Excusas que sabía que no podía permitirse.
Cada segundo que pasaba, más recuerdos se agalopaban en su mente. No eran sueños. No eran alucinaciones.
Un campo de batalla cubierto de cenizas y cuerpos inertes. El olor del hierro y la sangre suspendido en el aire. Gritos de auxilio desgarradores que rompían la noche. El rostro de Lior acercándose entre la bruma, con los ojos ardiendo de furia... y de ese amor retorcido.
“Nunca podrás escapar de mí.”
Su voz no parecía solo quedarse en su memoria. Era un susurro presente, reptando bajo su piel.
Leah cerró los ojos con fuerza, tratando de arrancarse el pasado de la mente. Luchaba por separar lo que es y lo que algún día pareció ser. Pero la línea entre ambos ya no existía.
Tenía que hacer algo. O perdería por completo la cordura.
Y había solo una persona que podía ayudarla.
Eron.
El nombre se clavó en su mente, sintiéndolo como un faro en la oscuridad. Él también la había mirado diferente. Con esa misma intensidad que removía algo dentro de ella, despertando emociones tan crudas que la hacían sentirse extrañamente amada... Y al mismo tiempo, profundamente triste.
Él también sabía cosas que ella no entendía.
Leah maldijo entre dientes, arrojó la manta y buscó su teléfono. Sara le había pasado el número de — su guapo amigo— Eron.
Manos temblorosas, la pantalla parecía pegajosa, haciéndole difícil escribir. Marcó el número que había evitado marcar toda la semana.
Un timbrazo. Dos. Tres.
—¿Leah?
La voz de Eron era tensa, como si hubiera estado esperándola.
Ella tragó saliva.
—Necesito verte —dijo sin rodeos. A estas alturas no había lugar para la timidez.
Del otro lado se escuchó un objeto metálico caer sobre una mesa, el cierre de una chaqueta y el ruido de llaves.
—¿Dónde estás?
Leah le dio la dirección sin pensarlo. Parte de ella temía que, si dudaba siquiera un segundo, perdería la fuerza para hacerlo. Quitando el teléfono de su oído, notó que sus manos temblaban. Había algo en la presencia de Eron que la desarmaba, que la ponía nerviosa de una forma extraña.
—Voy —dijo Eron, y colgó.
Veinte minutos después — demasiado rápido—, tres golpes secos sonaron en su puerta.
Leah abrió. Y allí estaba.
Eron, con su chaqueta oscura empapada por la tormenta, el cabello chorreando agua, los ojos ardiendo como carbones encendidos.
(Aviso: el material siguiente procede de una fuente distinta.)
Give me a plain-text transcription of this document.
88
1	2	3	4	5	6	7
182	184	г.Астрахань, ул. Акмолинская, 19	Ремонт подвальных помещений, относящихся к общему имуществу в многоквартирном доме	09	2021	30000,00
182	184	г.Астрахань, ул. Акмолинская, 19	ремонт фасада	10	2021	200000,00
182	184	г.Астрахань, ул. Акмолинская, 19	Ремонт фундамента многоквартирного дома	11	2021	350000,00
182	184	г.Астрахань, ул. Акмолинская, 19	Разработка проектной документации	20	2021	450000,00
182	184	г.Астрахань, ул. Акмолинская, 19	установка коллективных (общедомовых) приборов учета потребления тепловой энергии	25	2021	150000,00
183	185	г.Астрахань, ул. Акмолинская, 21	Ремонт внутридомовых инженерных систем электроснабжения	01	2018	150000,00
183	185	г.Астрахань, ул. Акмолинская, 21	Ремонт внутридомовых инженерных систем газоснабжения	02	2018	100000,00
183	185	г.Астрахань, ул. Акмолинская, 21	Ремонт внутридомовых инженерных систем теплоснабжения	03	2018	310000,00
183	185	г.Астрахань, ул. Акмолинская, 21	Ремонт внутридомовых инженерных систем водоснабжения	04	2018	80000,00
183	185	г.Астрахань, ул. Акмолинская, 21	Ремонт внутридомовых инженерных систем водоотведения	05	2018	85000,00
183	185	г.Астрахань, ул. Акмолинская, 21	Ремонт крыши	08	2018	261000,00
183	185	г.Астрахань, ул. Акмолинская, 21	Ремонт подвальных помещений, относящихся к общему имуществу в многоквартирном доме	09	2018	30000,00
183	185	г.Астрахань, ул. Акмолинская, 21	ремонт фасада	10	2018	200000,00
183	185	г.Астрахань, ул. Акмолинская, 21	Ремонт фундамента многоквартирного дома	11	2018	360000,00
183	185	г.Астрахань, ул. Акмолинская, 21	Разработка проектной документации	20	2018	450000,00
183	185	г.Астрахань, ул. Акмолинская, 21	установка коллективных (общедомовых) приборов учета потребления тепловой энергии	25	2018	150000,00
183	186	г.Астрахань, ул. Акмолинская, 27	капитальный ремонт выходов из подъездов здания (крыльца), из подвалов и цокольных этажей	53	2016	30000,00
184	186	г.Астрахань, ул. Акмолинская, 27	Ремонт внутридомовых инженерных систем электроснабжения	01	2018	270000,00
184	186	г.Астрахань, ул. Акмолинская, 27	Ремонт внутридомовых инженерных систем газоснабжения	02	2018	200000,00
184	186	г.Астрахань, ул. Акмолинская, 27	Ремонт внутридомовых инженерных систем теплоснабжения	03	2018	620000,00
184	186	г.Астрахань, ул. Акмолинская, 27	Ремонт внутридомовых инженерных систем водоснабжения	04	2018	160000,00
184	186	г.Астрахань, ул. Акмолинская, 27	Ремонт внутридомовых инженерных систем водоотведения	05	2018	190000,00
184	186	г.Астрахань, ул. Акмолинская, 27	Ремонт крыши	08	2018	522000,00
En otra circunstancia, habría pensado que se veía increíblemente atractivo.
Pero no era la lluvia lo que hacía que se viera peligroso.
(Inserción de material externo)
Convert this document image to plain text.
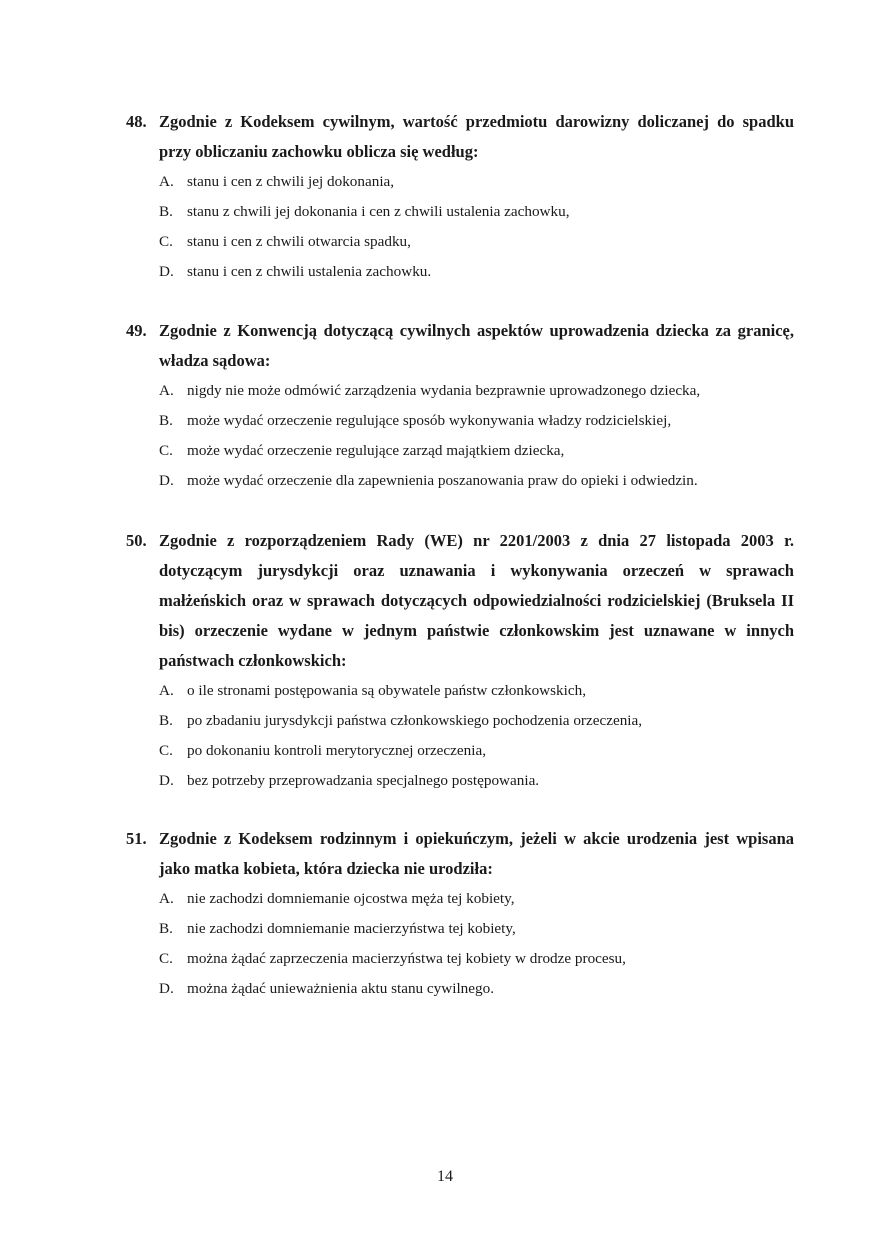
48. Zgodnie z Kodeksem cywilnym, wartość przedmiotu darowizny doliczanej do spadku przy obliczaniu zachowku oblicza się według:
A. stanu i cen z chwili jej dokonania,
B. stanu z chwili jej dokonania i cen z chwili ustalenia zachowku,
C. stanu i cen z chwili otwarcia spadku,
D. stanu i cen z chwili ustalenia zachowku.
49. Zgodnie z Konwencją dotyczącą cywilnych aspektów uprowadzenia dziecka za granicę, władza sądowa:
A. nigdy nie może odmówić zarządzenia wydania bezprawnie uprowadzonego dziecka,
B. może wydać orzeczenie regulujące sposób wykonywania władzy rodzicielskiej,
C. może wydać orzeczenie regulujące zarząd majątkiem dziecka,
D. może wydać orzeczenie dla zapewnienia poszanowania praw do opieki i odwiedzin.
50. Zgodnie z rozporządzeniem Rady (WE) nr 2201/2003 z dnia 27 listopada 2003 r. dotyczącym jurysdykcji oraz uznawania i wykonywania orzeczeń w sprawach małżeńskich oraz w sprawach dotyczących odpowiedzialności rodzicielskiej (Bruksela II bis) orzeczenie wydane w jednym państwie członkowskim jest uznawane w innych państwach członkowskich:
A. o ile stronami postępowania są obywatele państw członkowskich,
B. po zbadaniu jurysdykcji państwa członkowskiego pochodzenia orzeczenia,
C. po dokonaniu kontroli merytorycznej orzeczenia,
D. bez potrzeby przeprowadzania specjalnego postępowania.
51. Zgodnie z Kodeksem rodzinnym i opiekuńczym, jeżeli w akcie urodzenia jest wpisana jako matka kobieta, która dziecka nie urodziła:
A. nie zachodzi domniemanie ojcostwa męża tej kobiety,
B. nie zachodzi domniemanie macierzyństwa tej kobiety,
C. można żądać zaprzeczenia macierzyństwa tej kobiety w drodze procesu,
D. można żądać unieważnienia aktu stanu cywilnego.
14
Era la urgencia. La rabia contenida. El miedo.
Sin pedir permiso, entró en el apartamento, cerrando la puerta detrás de él, y para sorpresa de Leah, él se quitó los zapatos en la entrada.
— Eres bienvenido — dijo ella, intentando sonar graciosa, buscando aliviar la tensión. No fue un reproche, pero tampoco lo logró del todo.
—¿Qué pasó? —preguntó, la voz ronca.
Leah apenas podía responder. No sabía si era por el frío, los pensamientos indecentes que se le cruzaban con solo mirarlo, o el simple y llano nerviosismo.
Se reprochaba en silencio. Después de todo, era un desconocido — Por Dios.
—Él... vino —susurró.
Eron la miró. De verdad la miró.
Y en su rostro, Leah vio confirmadas todas sus peores pesadillas.
—¿Te tocó? —preguntó, su voz bajando un tono, casi un gruñido.
Ella asintió, incapaz de fingir valentía, no le quedaban fuerzas.
Eron cerró los ojos, como si quisiera contener algo salvaje dentro de sí.
Cuando volvió a hablar, su voz era una orden disfrazada de calma.
—Muéstrame.
Leah dudó. ¿Era lo correcto? ¿Podía confiar en él realmente?
Pero algo en la seriedad de su expresión, en la desesperación apenas contenida en su postura, la convenció.
Se bajó ligeramente el cuello del suéter, dejando expuesta su clavícula.
Ahí estaba, la marca, delineada en rojo por la irritación, como si ardiera desde dentro.
Cuando Eron se acercó y pasó sus dedos —apenas un roce— por el lugar donde sentía la marca, un destello de energía atravesó la habitación.
Leah jadeó. Eron también.
Porque, durante un segundo, la runa tomó un brillo con intensidad. Un símbolo antiguo apareció , trazado en líneas de fuego blanco y sombras líquidas.
Eron maldijo en un idioma que Leah no entendió.
Se apartó de golpe, como si se hubiera quemado, el ceño fruncido, los labios apretados con rabia.
—Él te marcó —dijo en voz baja, temblándole de furia.
Leah se abrazó a sí misma, conteniendo el temblor.
Un loco la había “marcado”, y ella podía sentirlo. Como una cadena invisible tirando de su pecho, acercándola a él.